À Obernai, la nouvelle usine de Loadhog tourne déjà à plein régime. Moins d'un an après la pose de la première pierre de son nouveau site de 5 000 m², le fabricant anglais d'emballages réutilisables a démarré la production de ses bacs rigides destinés aux sites logistiques automatisés de ses clients. Ces contenants, utilisés dans les entrepôts d'acteurs comme H&M, Décathlon ou encore Sew Usocome, sont actuellement moulés, à partir de plastique recylé, sur deux presses présentes dans ces nouveaux locaux.
"Nous avons investi 12 millions d’euros à ce jour, et nous finaliserons le projet autour de 13 millions, notamment grâce au rachat d’équipements d’occasion", précise Michel Barda, directeur général de Loadhog SARL. La Région Grand Est a soutenu le projet à hauteur de 200 000 euros.

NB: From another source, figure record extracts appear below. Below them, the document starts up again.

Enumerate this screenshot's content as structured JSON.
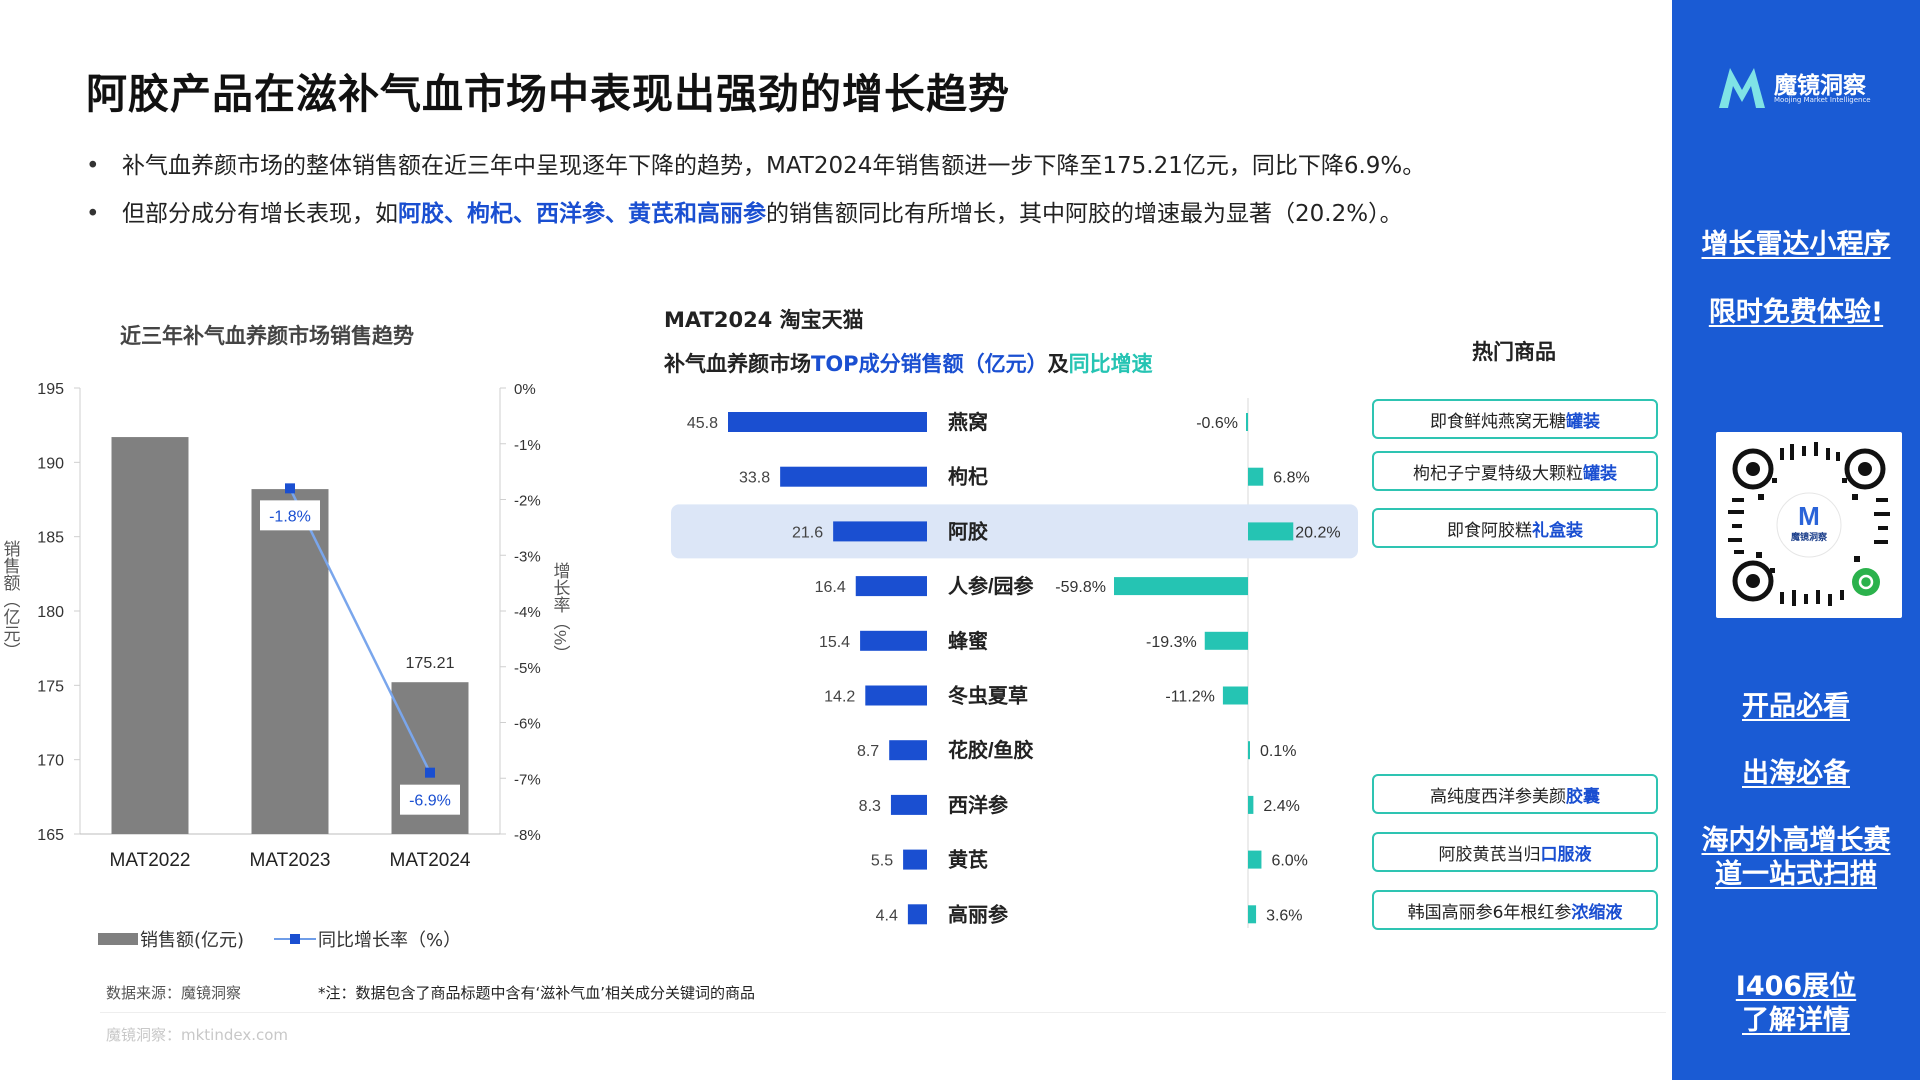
{
  "header": {
    "title": "阿胶产品在滋补气血市场中表现出强劲的增长趋势",
    "bullets": [
      {
        "text": "补气血养颜市场的整体销售额在近三年中呈现逐年下降的趋势，MAT2024年销售额进一步下降至175.21亿元，同比下降6.9%。"
      },
      {
        "pre": "但部分成分有增长表现，如",
        "hl": "阿胶、枸杞、西洋参、黄芪和高丽参",
        "post": "的销售额同比有所增长，其中阿胶的增速最为显著（20.2%）。"
      }
    ]
  },
  "left_chart": {
    "title": "近三年补气血养颜市场销售趋势"
  },
  "right_chart": {
    "subtitle": "MAT2024 淘宝天猫",
    "title_pre": "补气血养颜市场",
    "title_blue": "TOP成分销售额（亿元）",
    "title_mid": "及",
    "title_teal": "同比增速"
  },
  "legend": {
    "bar_label": "销售额(亿元)",
    "line_label": "同比增长率（%）"
  },
  "products": {
    "heading": "热门商品",
    "items": [
      {
        "pre": "即食鲜炖燕窝无糖",
        "hl": "罐装"
      },
      {
        "pre": "枸杞子宁夏特级大颗粒",
        "hl": "罐装"
      },
      {
        "pre": "即食阿胶糕",
        "hl": "礼盒装"
      },
      {
        "pre": "高纯度西洋参美颜",
        "hl": "胶囊"
      },
      {
        "pre": "阿胶黄芪当归",
        "hl": "口服液"
      },
      {
        "pre": "韩国高丽参6年根红参",
        "hl": "浓缩液"
      }
    ]
  },
  "footer": {
    "source": "数据来源：魔镜洞察",
    "note": "*注：数据包含了商品标题中含有‘滋补气血’相关成分关键词的商品",
    "site": "魔镜洞察：mktindex.com"
  },
  "sidebar": {
    "logo_name": "魔镜洞察",
    "logo_sub": "Moojing Market Intelligence",
    "logo_letter": "M",
    "qr_label": "魔镜洞察",
    "links": [
      "增长雷达小程序",
      "限时免费体验!",
      "开品必看",
      "出海必备",
      "海内外高增长赛道一站式扫描",
      "I406展位了解详情"
    ]
  },
  "colors": {
    "accent_blue": "#1a4fd1",
    "teal": "#25c4b3",
    "bar_gray": "#808080",
    "sidebar_blue": "#1a5bd4",
    "highlight_row": "#dce6f7"
  },
  "chart_data": [
    {
      "type": "bar",
      "title": "近三年补气血养颜市场销售趋势",
      "categories": [
        "MAT2022",
        "MAT2023",
        "MAT2024"
      ],
      "series": [
        {
          "name": "销售额(亿元)",
          "type": "bar",
          "axis": "left",
          "values": [
            191.7,
            188.2,
            175.21
          ]
        },
        {
          "name": "同比增长率（%）",
          "type": "line",
          "axis": "right",
          "values": [
            null,
            -1.8,
            -6.9
          ]
        }
      ],
      "data_labels": [
        null,
        "-1.8%",
        "175.21",
        "-6.9%"
      ],
      "ylabel": "销售额（亿元）",
      "ylim": [
        165,
        195
      ],
      "yticks": [
        "195",
        "190",
        "185",
        "180",
        "175",
        "170",
        "165"
      ],
      "y2label": "增长率（%）",
      "y2lim": [
        -8,
        0
      ],
      "y2ticks": [
        "0%",
        "-1%",
        "-2%",
        "-3%",
        "-4%",
        "-5%",
        "-6%",
        "-7%",
        "-8%"
      ]
    },
    {
      "type": "bar",
      "title": "补气血养颜市场TOP成分销售额（亿元）及同比增速",
      "categories": [
        "燕窝",
        "枸杞",
        "阿胶",
        "人参/园参",
        "蜂蜜",
        "冬虫夏草",
        "花胶/鱼胶",
        "西洋参",
        "黄芪",
        "高丽参"
      ],
      "series": [
        {
          "name": "销售额（亿元）",
          "values": [
            45.8,
            33.8,
            21.6,
            16.4,
            15.4,
            14.2,
            8.7,
            8.3,
            5.5,
            4.4
          ],
          "labels": [
            "45.8",
            "33.8",
            "21.6",
            "16.4",
            "15.4",
            "14.2",
            "8.7",
            "8.3",
            "5.5",
            "4.4"
          ]
        },
        {
          "name": "同比增速（%）",
          "values": [
            -0.6,
            6.8,
            20.2,
            -59.8,
            -19.3,
            -11.2,
            0.1,
            2.4,
            6.0,
            3.6
          ],
          "labels": [
            "-0.6%",
            "6.8%",
            "20.2%",
            "-59.8%",
            "-19.3%",
            "-11.2%",
            "0.1%",
            "2.4%",
            "6.0%",
            "3.6%"
          ]
        }
      ],
      "highlight": "阿胶"
    }
  ]
}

Des machines Ineos pour réduire les coûts
Pour équiper son atelier, Loadhog a fait un choix stratégique : le rachat d’anciennes presses à injection plastique d’Ineos, auparavant installées sur l’usine Ineos Automotive d’Hambach près de Sarreguemines (Moselle).

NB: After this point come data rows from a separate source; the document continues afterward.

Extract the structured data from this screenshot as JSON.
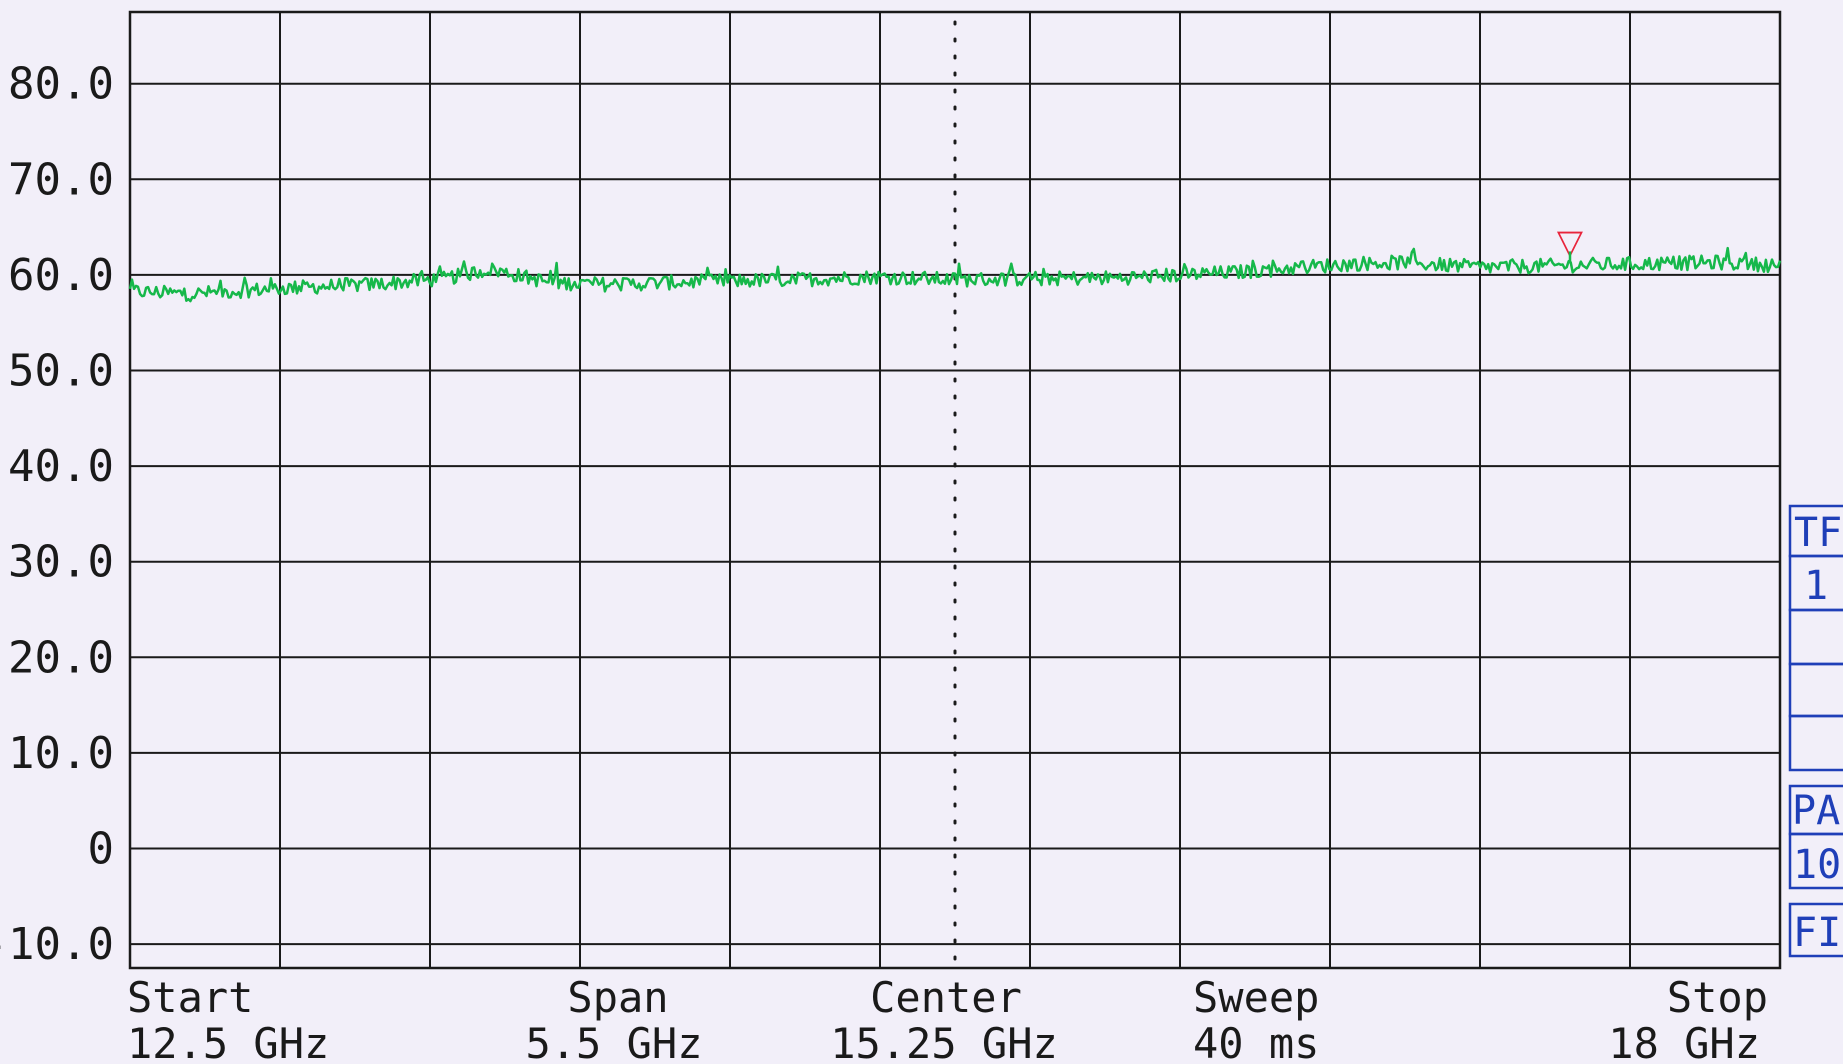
{
  "chart_data": {
    "type": "line",
    "title": "",
    "xlabel": "",
    "ylabel": "",
    "xlim": [
      12.5,
      18
    ],
    "ylim": [
      -12.5,
      87.5
    ],
    "y_ticks": [
      "80.0",
      "70.0",
      "60.0",
      "50.0",
      "40.0",
      "30.0",
      "20.0",
      "10.0",
      "0",
      "-10.0"
    ],
    "y_tick_values": [
      80,
      70,
      60,
      50,
      40,
      30,
      20,
      10,
      0,
      -10
    ],
    "x_grid_divisions": 11,
    "reference_level": 60,
    "grid": true,
    "center_marker": "dotted",
    "trace_color": "#16b84a",
    "series": [
      {
        "x": [
          12.5,
          12.7,
          13.0,
          13.3,
          13.55,
          13.7,
          13.9,
          14.1,
          14.4,
          14.7,
          15.0,
          15.25,
          15.5,
          15.8,
          16.0,
          16.2,
          16.4,
          16.6,
          16.75,
          17.0,
          17.3,
          17.6,
          17.8,
          18.0
        ],
        "values": [
          58.3,
          58.0,
          58.6,
          59.0,
          59.6,
          60.6,
          59.2,
          59.0,
          59.3,
          59.5,
          59.8,
          59.5,
          59.6,
          59.7,
          60.0,
          60.3,
          60.8,
          61.2,
          61.3,
          60.8,
          61.0,
          61.2,
          61.3,
          61.0
        ]
      }
    ],
    "marker": {
      "symbol": "▽",
      "x": 17.3,
      "y": 63.5,
      "color": "#e8243c"
    },
    "info": {
      "start_label": "Start",
      "start_value": "12.5 GHz",
      "span_label": "Span",
      "span_value": "5.5 GHz",
      "center_label": "Center",
      "center_value": "15.25 GHz",
      "sweep_label": "Sweep",
      "sweep_value": "40 ms",
      "stop_label": "Stop",
      "stop_value": "18 GHz"
    },
    "side_panel": {
      "color": "#1f3fb8",
      "tf_label": "TF",
      "tf_value": "1",
      "pa_label": "PA",
      "pa_value": "10",
      "fi_label": "FI"
    }
  }
}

"Une presse neuve équivalente coûte autour d’un million d’euros. Nous avons pu racheter celles d'Ineos à environ 700 000 euros l’unité", souligne Michel Barda.
D'ici à six mois, le site alsacien disposera de cinq presses de seconde main opérationnelles. Cette réutilisation d’équipements industriels a permis de réduire sensiblement les coûts tout en accélérant la montée en production.

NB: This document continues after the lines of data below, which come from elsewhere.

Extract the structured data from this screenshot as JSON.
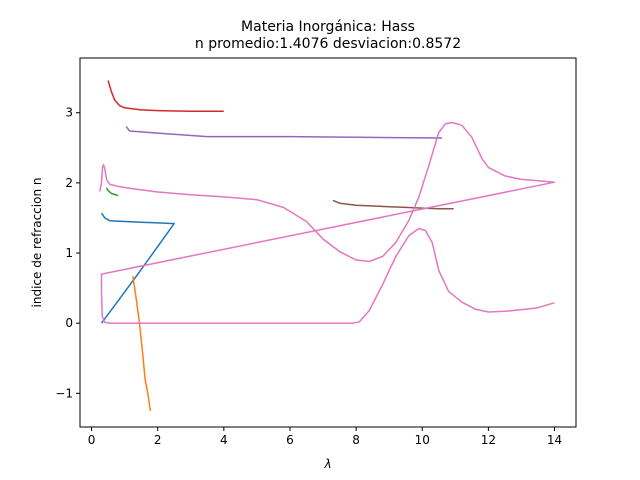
{
  "chart_data": {
    "type": "line",
    "title_line1": "Materia Inorgánica: Hass",
    "title_line2": "n promedio:1.4076 desviacion:0.8572",
    "xlabel": "λ",
    "ylabel": "indice de refraccion n",
    "xlim": [
      -0.35,
      14.65
    ],
    "ylim": [
      -1.48,
      3.78
    ],
    "x_ticks": [
      0,
      2,
      4,
      6,
      8,
      10,
      12,
      14
    ],
    "y_ticks": [
      -1,
      0,
      1,
      2,
      3
    ],
    "x_tick_labels": [
      "0",
      "2",
      "4",
      "6",
      "8",
      "10",
      "12",
      "14"
    ],
    "y_tick_labels": [
      "−1",
      "0",
      "1",
      "2",
      "3"
    ],
    "grid": false,
    "legend": "none",
    "series": [
      {
        "color": "#1f77b4",
        "points": [
          [
            0.3,
            1.57
          ],
          [
            0.4,
            1.5
          ],
          [
            0.55,
            1.46
          ],
          [
            1.0,
            1.45
          ],
          [
            1.5,
            1.44
          ],
          [
            2.0,
            1.43
          ],
          [
            2.5,
            1.42
          ],
          [
            1.4,
            0.7
          ],
          [
            0.3,
            0.0
          ]
        ]
      },
      {
        "color": "#ff7f0e",
        "points": [
          [
            1.25,
            0.67
          ],
          [
            1.35,
            0.35
          ],
          [
            1.45,
            0.0
          ],
          [
            1.55,
            -0.45
          ],
          [
            1.62,
            -0.8
          ],
          [
            1.7,
            -1.0
          ],
          [
            1.78,
            -1.25
          ]
        ]
      },
      {
        "color": "#2ca02c",
        "points": [
          [
            0.45,
            1.93
          ],
          [
            0.5,
            1.89
          ],
          [
            0.6,
            1.85
          ],
          [
            0.8,
            1.82
          ]
        ]
      },
      {
        "color": "#d62728",
        "points": [
          [
            0.5,
            3.46
          ],
          [
            0.6,
            3.3
          ],
          [
            0.7,
            3.18
          ],
          [
            0.85,
            3.1
          ],
          [
            1.0,
            3.07
          ],
          [
            1.5,
            3.04
          ],
          [
            2.0,
            3.03
          ],
          [
            3.0,
            3.02
          ],
          [
            4.0,
            3.02
          ]
        ]
      },
      {
        "color": "#9467bd",
        "points": [
          [
            1.05,
            2.8
          ],
          [
            1.15,
            2.74
          ],
          [
            2.0,
            2.71
          ],
          [
            3.5,
            2.66
          ],
          [
            6.0,
            2.66
          ],
          [
            8.0,
            2.65
          ],
          [
            10.6,
            2.64
          ]
        ]
      },
      {
        "color": "#8c564b",
        "points": [
          [
            7.3,
            1.75
          ],
          [
            7.5,
            1.71
          ],
          [
            8.0,
            1.68
          ],
          [
            8.5,
            1.67
          ],
          [
            9.0,
            1.66
          ],
          [
            9.5,
            1.65
          ],
          [
            10.0,
            1.64
          ],
          [
            10.5,
            1.63
          ],
          [
            10.95,
            1.63
          ]
        ]
      },
      {
        "color": "#e377c2",
        "points": [
          [
            0.25,
            1.88
          ],
          [
            0.3,
            2.0
          ],
          [
            0.33,
            2.22
          ],
          [
            0.36,
            2.26
          ],
          [
            0.4,
            2.2
          ],
          [
            0.45,
            2.05
          ],
          [
            0.55,
            1.98
          ],
          [
            0.8,
            1.95
          ],
          [
            1.2,
            1.92
          ],
          [
            2.0,
            1.87
          ],
          [
            3.0,
            1.83
          ],
          [
            4.0,
            1.8
          ],
          [
            5.0,
            1.76
          ],
          [
            5.8,
            1.65
          ],
          [
            6.5,
            1.45
          ],
          [
            7.0,
            1.2
          ],
          [
            7.5,
            1.02
          ],
          [
            8.0,
            0.9
          ],
          [
            8.4,
            0.88
          ],
          [
            8.8,
            0.95
          ],
          [
            9.2,
            1.15
          ],
          [
            9.6,
            1.47
          ],
          [
            9.9,
            1.8
          ],
          [
            10.2,
            2.25
          ],
          [
            10.5,
            2.72
          ],
          [
            10.7,
            2.84
          ],
          [
            10.9,
            2.86
          ],
          [
            11.2,
            2.82
          ],
          [
            11.5,
            2.65
          ],
          [
            11.8,
            2.35
          ],
          [
            12.0,
            2.22
          ],
          [
            12.5,
            2.1
          ],
          [
            13.0,
            2.05
          ],
          [
            13.5,
            2.03
          ],
          [
            14.0,
            2.01
          ],
          [
            0.3,
            0.7
          ],
          [
            0.3,
            0.45
          ],
          [
            0.32,
            0.1
          ],
          [
            0.4,
            0.01
          ],
          [
            0.6,
            0.0
          ],
          [
            2.5,
            0.0
          ],
          [
            5.0,
            0.0
          ],
          [
            7.0,
            0.0
          ],
          [
            7.9,
            0.0
          ],
          [
            8.1,
            0.02
          ],
          [
            8.4,
            0.18
          ],
          [
            8.8,
            0.55
          ],
          [
            9.2,
            0.95
          ],
          [
            9.6,
            1.25
          ],
          [
            9.9,
            1.35
          ],
          [
            10.1,
            1.32
          ],
          [
            10.3,
            1.15
          ],
          [
            10.5,
            0.75
          ],
          [
            10.8,
            0.45
          ],
          [
            11.2,
            0.3
          ],
          [
            11.6,
            0.2
          ],
          [
            12.0,
            0.16
          ],
          [
            12.5,
            0.17
          ],
          [
            13.0,
            0.19
          ],
          [
            13.5,
            0.22
          ],
          [
            14.0,
            0.29
          ]
        ]
      }
    ]
  }
}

Une montée en puissance industrielle
Les premières fabrications locales concernent les bacs rigides destinés aux systèmes logistiques automatisés, cœur de marché de Loadhog. Ce sont des contenants en plastique réutilisables, conçus pour les entrepôts automatisés. Standardisés et robustes, ils circulent sur des convoyeurs ou dans des systèmes robotisés, où ils servent au stockage et à la préparation de commandes pour des clients comme H&M ou Décathlon. "Nous produisons actuellement sur un modèle unique pendant quatre mois, avant d’élargir la gamme", indique Michel Barda.
Les équipes fonctionnent en 3X8 sur cinq jours, et l’entreprise envisage de recruter pour couvrir le week-end. Une extension de 3 000 m² du bâtiment vient d’ailleurs d’être actée, qui portera la surface totale du site à 8 000 m² à terme. "Il nous faut pouvoir suivre la demande, et stocker", explique le directeur général.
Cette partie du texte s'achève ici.